El Diván de Valentina
Llena de profundas reflexiones y problemas cotidianos durante la etapa de crecer, este programa se ganó el cariño de todo México, pues en compañía de sus familiares y amigos, Valentina nos brindó horas de entretenimiento y enseñanzas.
Cómo olvidar los consejos de Mamaí, las aventuras tan divertidas que pasaba en compañía de Benny, su hermano, la rivalidad con Carla Camino y ese ambiente lleno de amor que reflejaban sus papás. Sin duda, una de las series originales de Canal Once, que más importancia ha tenido.
La Bruja Desastrosa
Ella era la peor bruja de la academia de acuerdo con sus profesoras, y como su nombre lo indicaba, Mildred Embrollo, siempre se metía en problemas que nos entretenían horas y horas a lo largo de tres temporadas.

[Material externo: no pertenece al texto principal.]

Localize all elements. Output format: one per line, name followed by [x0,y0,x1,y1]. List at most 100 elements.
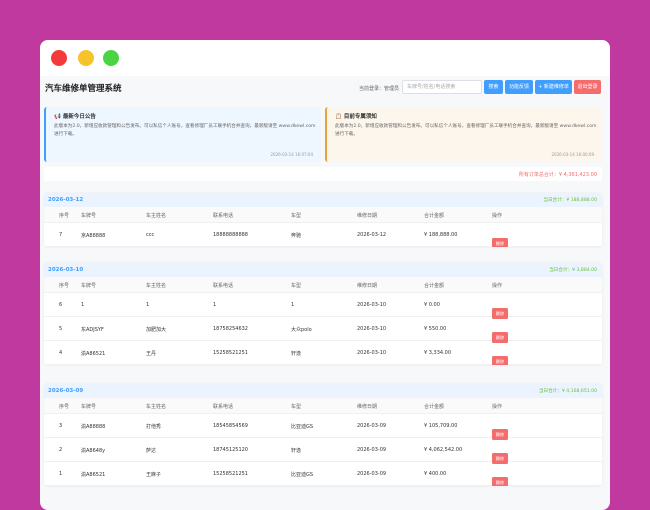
column-header: 联系电话 [213,283,234,289]
group-header: 2026-03-09 当日合计：¥ 4,168,651.00 [44,384,602,398]
column-header: 车型 [291,283,302,289]
group-header: 2026-03-12 当日合计：¥ 188,888.00 [44,193,602,207]
cell-model: 比亚迪GS [291,424,314,430]
cell-idx: 5 [59,326,63,332]
cell-model: 奔驰 [291,233,302,239]
cell-phone: 15258521251 [213,471,248,477]
search-button[interactable]: 搜索 [484,80,503,94]
cell-amount: ¥ 188,888.00 [424,232,458,238]
announcement-time: 2026-03-14 16:07:04 [270,152,313,157]
column-header: 车牌号 [81,213,97,219]
table-row: 4 渝A86521 王丹 15258521251 轩逸 2026-03-10 ¥ 3,334… [44,341,602,365]
cell-amount: ¥ 4,062,542.00 [424,447,463,453]
minimize-window-button[interactable] [78,50,94,66]
feedback-button[interactable]: 功能反馈 [505,80,533,94]
column-header: 车牌号 [81,404,97,410]
cell-phone: 18745125120 [213,447,248,453]
column-header: 联系电话 [213,404,234,410]
cell-owner: 王麻子 [146,472,162,478]
table-header: 序号 车牌号 车主姓名 联系电话 车型 维修日期 合计金额 操作 [44,277,602,293]
table-row: 5 东ADJSYF 加肥加大 18758254632 大众polo 2026-03-10 ¥… [44,317,602,343]
date-group: 2026-03-12 当日合计：¥ 188,888.00 序号 车牌号 车主姓名 联系电话… [44,193,602,247]
megaphone-icon: 📢 [54,114,61,120]
cell-model: 轩逸 [291,448,302,454]
cell-phone: 15258521251 [213,350,248,356]
close-window-button[interactable] [51,50,67,66]
cell-plate: 1 [81,302,85,308]
notice-title: 📋 目前专属须知 [335,114,377,120]
app-header: 汽车维修单管理系统 当前登录：管理员 搜索 功能反馈 + 新建维修单 退出登录 [40,76,610,102]
cell-owner: ccc [146,232,155,238]
column-header: 序号 [59,213,70,219]
announcement-title: 📢 最新今日公告 [54,114,96,120]
column-header: 操作 [492,213,503,219]
cell-date: 2026-03-09 [357,423,387,429]
cell-model: 大众polo [291,327,312,333]
group-total: 当日合计：¥ 188,888.00 [543,198,597,203]
table-row: 3 渝A88888 打他秀 18545854569 比亚迪GS 2026-03-09 ¥ 1… [44,414,602,440]
cell-plate: 东ADJSYF [81,327,104,333]
group-date: 2026-03-12 [48,197,84,203]
group-total: 当日合计：¥ 4,168,651.00 [538,389,597,394]
cell-plate: 渝A88888 [81,424,106,430]
cell-owner: 打他秀 [146,424,162,430]
column-header: 车主姓名 [146,213,167,219]
cell-phone: 1 [213,302,217,308]
cell-idx: 4 [59,350,63,356]
column-header: 联系电话 [213,213,234,219]
delete-button[interactable]: 删除 [492,356,508,365]
cell-owner: 萨达 [146,448,157,454]
cell-idx: 6 [59,302,63,308]
cell-idx: 3 [59,423,63,429]
delete-button[interactable]: 删除 [492,477,508,486]
cell-phone: 18888888888 [213,232,248,238]
table-header: 序号 车牌号 车主姓名 联系电话 车型 维修日期 合计金额 操作 [44,398,602,414]
delete-button[interactable]: 删除 [492,429,508,440]
cell-idx: 2 [59,447,63,453]
column-header: 车牌号 [81,283,97,289]
table-row: 1 渝A86521 王麻子 15258521251 比亚迪GS 2026-03-09 ¥ 4… [44,462,602,486]
delete-button[interactable]: 删除 [492,453,508,464]
cell-date: 2026-03-09 [357,471,387,477]
grand-total-bar: 所有订单总合计：¥ 4,361,423.00 [44,167,602,181]
search-input[interactable] [402,80,482,94]
cell-plate: 渝A86521 [81,351,106,357]
cell-owner: 加肥加大 [146,327,167,333]
cell-plate: 京A88888 [81,233,106,239]
cell-amount: ¥ 105,709.00 [424,423,458,429]
column-header: 车主姓名 [146,283,167,289]
column-header: 序号 [59,404,70,410]
new-order-button[interactable]: + 新建维修单 [535,80,572,94]
cell-model: 1 [291,302,295,308]
table-row: 2 渝A8648y 萨达 18745125120 轩逸 2026-03-09 ¥ 4,062… [44,438,602,464]
window-titlebar [40,40,610,76]
notice-text: 此版本为2.0，新增应收款管理和公告发布。可以私信个人账号，查看修理厂员工联手机… [335,124,597,137]
cell-owner: 1 [146,302,150,308]
clipboard-icon: 📋 [335,114,342,120]
group-date: 2026-03-10 [48,267,84,273]
maximize-window-button[interactable] [103,50,119,66]
cell-date: 2026-03-10 [357,326,387,332]
cell-date: 2026-03-10 [357,350,387,356]
column-header: 序号 [59,283,70,289]
cell-amount: ¥ 3,334.00 [424,350,452,356]
notice-time: 2026-03-14 16:00:09 [551,152,594,157]
cell-amount: ¥ 0.00 [424,302,440,308]
delete-button[interactable]: 删除 [492,332,508,343]
cell-date: 2026-03-09 [357,447,387,453]
table-header: 序号 车牌号 车主姓名 联系电话 车型 维修日期 合计金额 操作 [44,207,602,223]
cell-amount: ¥ 550.00 [424,326,447,332]
cell-model: 轩逸 [291,351,302,357]
app-title: 汽车维修单管理系统 [45,84,122,94]
column-header: 车主姓名 [146,404,167,410]
column-header: 操作 [492,404,503,410]
announcement-card: 📢 最新今日公告 此版本为2.0，新增应收款管理和公告发布。可以私信个人账号，查看… [44,107,321,162]
group-header: 2026-03-10 当日合计：¥ 3,884.00 [44,263,602,277]
cell-idx: 1 [59,471,63,477]
delete-button[interactable]: 删除 [492,308,508,319]
table-row: 7 京A88888 ccc 18888888888 奔驰 2026-03-12 ¥ 188,… [44,223,602,247]
cell-idx: 7 [59,232,63,238]
logout-button[interactable]: 退出登录 [574,80,601,94]
delete-button[interactable]: 删除 [492,238,508,247]
cell-date: 2026-03-12 [357,232,387,238]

Sin embargo, junto a sus amigas, la joven bruja nos alegraba todas las tardes.

Aventuras de una mosca
Esta serie animada está basada en un cómic de origen francés y, al igual que otras caricaturas que pasaban, Aventuras de una mosca también carecía de diálogos, pero eso no era motivo de aburrimiento sino todo lo contrario.
Los Misterios de Moville
Sí, esta caricatura era algo extraña, pero eso no le quita lo interesante y divertida. En ella se mezclaba el humor y elementos de horror de diversas épocas. Fue traída desde Canadá y durante 26 capítulos nos regaló horas de diversión llenas de terror.

Titch
Este programa, al igual que Pingu, utilizó la técnica de stop motion. De hecho, el creador del programa dijo que cada episodio tomó tres semanas de realización, ya que utilizaban figuras de arcilla en lugar de los clásicos materiales para este tipo de producciones.
Titch era un que se enfrentaba a la travesía de ser niño en compañía de su tierno gato que lo acompañaba en cada capítulo.